Kaju doesn’t always have to be the main item of a dish. It may enhance other dishes like the very popular kaju with green peas and chicken liver. The kirata or white milky version is prepared with canned green peas, chicken liver, a handful of chopped onion, a tablespoon or two of ground coconut, a cup of water, a pinch of turmeric, a teaspoon of white pepper, a few green chillies and salt to taste. The liver is boiled, chopped and set aside. The water, cashews, chopped onions, chopped green chillies, seasoning, saffron, ground coconut are mixed and cooked over low heat, stirring constantly. The chopped liver is added and the curry is allowed to simmer. The peas are added last, just before the dish is completed. Similarly, it can be cooked with meats like lamb and chicken, and seafoods like prawns, and with vegetables like pumpkin, potatoes and beans.
Kaju is often an ingredient in the hath maluwa, a traditional curry associated with the Goddess Pattini, prepared with seven different vegetables on the Sinhala and Tamil New Year Festive celebrations. While the varieties of vegetables may differ from area to area, cashew is almost always included in this very healthy and auspicious preparation. Other ingredients may include ash plantain, golden melon buds, elabatu, jak seeds, ladies fingers and winter melon. The hath maluwa accompanies milk rice.
Kaju is a local delicacy, to be enjoyed boiled, roasted, salted, eaten whole on its own, or chopped and ground to be added to festive delicacies
For zesty tongues that crave a little more fire, there is the fiery dark cashew curry and kaju temperadu or stir-fried kaju. Against the light kaju kirata, the dark cashew curry is hotter, prepared with roasted curry powder, mustard seeds, pepper and a splattering of dry chillie flakes, in addition to all the other ingredients. It’s preparation is a little different: the onions, garlic, ginger, green chillies, curry leaves, pandanus, and lemon grass are tempered to a golden brown, the curry powder is stirred in, the softened kaju is added and then the coconut milk, which is then simmered until the gravy is thick and creamy and dark.

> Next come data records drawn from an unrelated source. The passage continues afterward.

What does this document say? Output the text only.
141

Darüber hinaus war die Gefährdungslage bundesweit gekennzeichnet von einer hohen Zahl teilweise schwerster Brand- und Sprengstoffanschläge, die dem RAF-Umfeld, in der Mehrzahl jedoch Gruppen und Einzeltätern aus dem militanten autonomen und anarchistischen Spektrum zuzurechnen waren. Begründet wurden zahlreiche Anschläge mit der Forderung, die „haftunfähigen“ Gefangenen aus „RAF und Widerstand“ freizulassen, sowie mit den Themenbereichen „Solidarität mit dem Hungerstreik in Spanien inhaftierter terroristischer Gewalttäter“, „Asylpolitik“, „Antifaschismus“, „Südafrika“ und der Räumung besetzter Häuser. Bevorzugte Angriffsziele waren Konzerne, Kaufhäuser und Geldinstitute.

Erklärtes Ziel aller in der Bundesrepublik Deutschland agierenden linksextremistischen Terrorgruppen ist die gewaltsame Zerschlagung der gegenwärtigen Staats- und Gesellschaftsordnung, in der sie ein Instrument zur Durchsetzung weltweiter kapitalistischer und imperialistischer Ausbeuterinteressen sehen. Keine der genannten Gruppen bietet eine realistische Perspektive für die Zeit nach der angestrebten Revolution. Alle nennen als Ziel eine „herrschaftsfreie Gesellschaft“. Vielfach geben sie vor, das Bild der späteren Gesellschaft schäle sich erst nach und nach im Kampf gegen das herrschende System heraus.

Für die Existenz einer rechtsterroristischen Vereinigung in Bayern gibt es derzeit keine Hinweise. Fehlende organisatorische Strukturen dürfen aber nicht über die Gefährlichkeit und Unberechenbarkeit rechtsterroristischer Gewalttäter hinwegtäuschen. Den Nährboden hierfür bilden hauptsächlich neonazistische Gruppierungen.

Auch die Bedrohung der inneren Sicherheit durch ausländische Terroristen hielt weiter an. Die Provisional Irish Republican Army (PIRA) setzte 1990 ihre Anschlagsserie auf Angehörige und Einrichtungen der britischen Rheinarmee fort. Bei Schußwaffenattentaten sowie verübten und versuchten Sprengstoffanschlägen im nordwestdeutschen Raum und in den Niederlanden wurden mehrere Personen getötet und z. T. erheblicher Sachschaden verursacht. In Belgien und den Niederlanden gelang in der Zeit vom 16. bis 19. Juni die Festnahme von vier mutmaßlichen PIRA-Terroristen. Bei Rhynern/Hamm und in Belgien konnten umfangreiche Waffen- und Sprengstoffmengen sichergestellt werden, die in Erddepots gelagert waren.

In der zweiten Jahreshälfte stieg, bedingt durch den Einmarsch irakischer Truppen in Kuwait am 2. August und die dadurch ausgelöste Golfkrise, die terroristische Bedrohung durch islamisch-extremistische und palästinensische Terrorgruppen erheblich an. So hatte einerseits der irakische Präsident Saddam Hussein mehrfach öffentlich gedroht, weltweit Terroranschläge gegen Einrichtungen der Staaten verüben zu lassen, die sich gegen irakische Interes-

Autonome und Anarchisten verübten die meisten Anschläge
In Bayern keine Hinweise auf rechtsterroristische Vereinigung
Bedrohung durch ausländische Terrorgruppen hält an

Kaju temperadu is a delicious stir-fry prepared with boiled cashew. Stir-fry onions, chopped garlic, chopped ginger, curry leaves, chopped green chillies, then add in the boiled kaju, stir in roasted curry powder, chillie flakes and salt. Cook for a few minutes. For a moist stir-fry, add some coconut milk.
It’s good to note that the kaju is a nut of substance… not only is it creamy and delicious, but it’s a power food, packed with protein, carbs, thiamine, niacin, carotene and riboflavin, and minerals such as calcium, phosphorus, magnesium and iron. It has more magnesium than the almond nut, and is saturated with oleic acid, a heart-friendly fat. Ayurvedic physicians will tell you that the nut has sattvic qualities that promote positive mental health, reducing conditions such as depression.
If you’d like to play alchemist with this queen of nuts, here are a few tips to help you along – a pinch of baking salt in the water when soaking, speeds up the softening process. If you like your kaju crunchy, forget the baking powder and reduce soaking time. New to curry? Don’t worry. The spicy transformation of the exotic kaju can whet your appetite for curry. Enjoy!
Cashew with green peas and chicken liver
125 gms canned green peas
100 gms kaju (cashew)
50 gms chicken liver
1 small onion
2 teaspoons ground coconut
1 cup water
1 teaspoon white pepper
2 green chillies
Boil liver, chop and set aside. To one cup water add kaju, chopped onion, green chillies, seasoning, saffron, ground coconut and cook over low heat, stirring constantly. Add chopped liver and allow to simmer. Lastly add peas.